New presentations will be scheduled at fortnightly intervals, covering as many aspects of falconry around the world as possible, and calling upon the huge pool of expertise at our disposal. The IAF, with its affiliated clubs and organisations across the globe, can claim with absolute justification, to have within its ranks the greatest body of expertise in matters falconry and birds of prey, anywhere, and the opportunity to share some of that expertise, at a time when physical meetings are all but impossible, is one we must seize. Initially, as we grapple with the logistics of managing the technology, ‘attendees’ will be invited to presentations, to ensure a knowledgeable audience, to encourage interesting discourse, and to make presentations as relaxed and enjoyable as possible for speakers.

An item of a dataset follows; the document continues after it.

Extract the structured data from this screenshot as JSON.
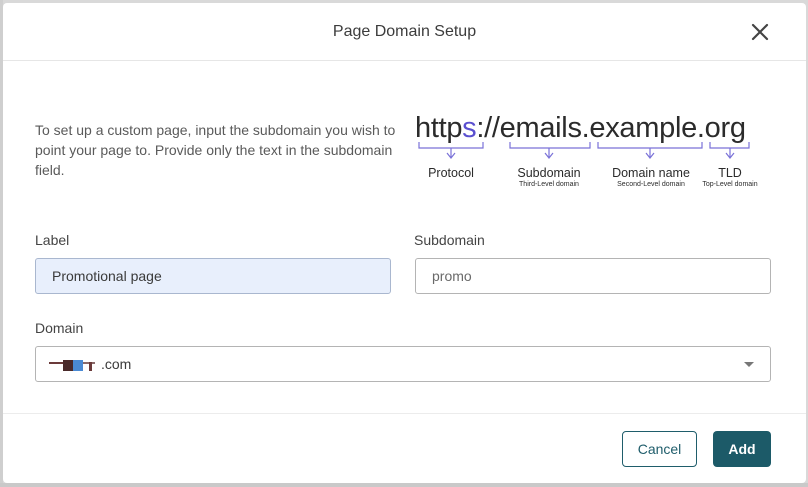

However, the intention is ultimately to encourage interested participants from within the membership of IAF affiliated clubs. At the end of each presentation, participants have the opportunity to ask relevant questions, which may be submitted in advance, or asked during the presentation, initially via the chat option.
Each presentation listed above, will take place at 17:00 CET. Each presentation will also be recorded, for archiving and future use, including, where appropriate, by other organisations. It’s important that expert presentations are utilized for the greater benefit of falconry, and valued as they deserve to be.
It only remains for me to thank those who’ve agreed to share some of their expertise through their presentations, and those who’ve shown interest in participating in them.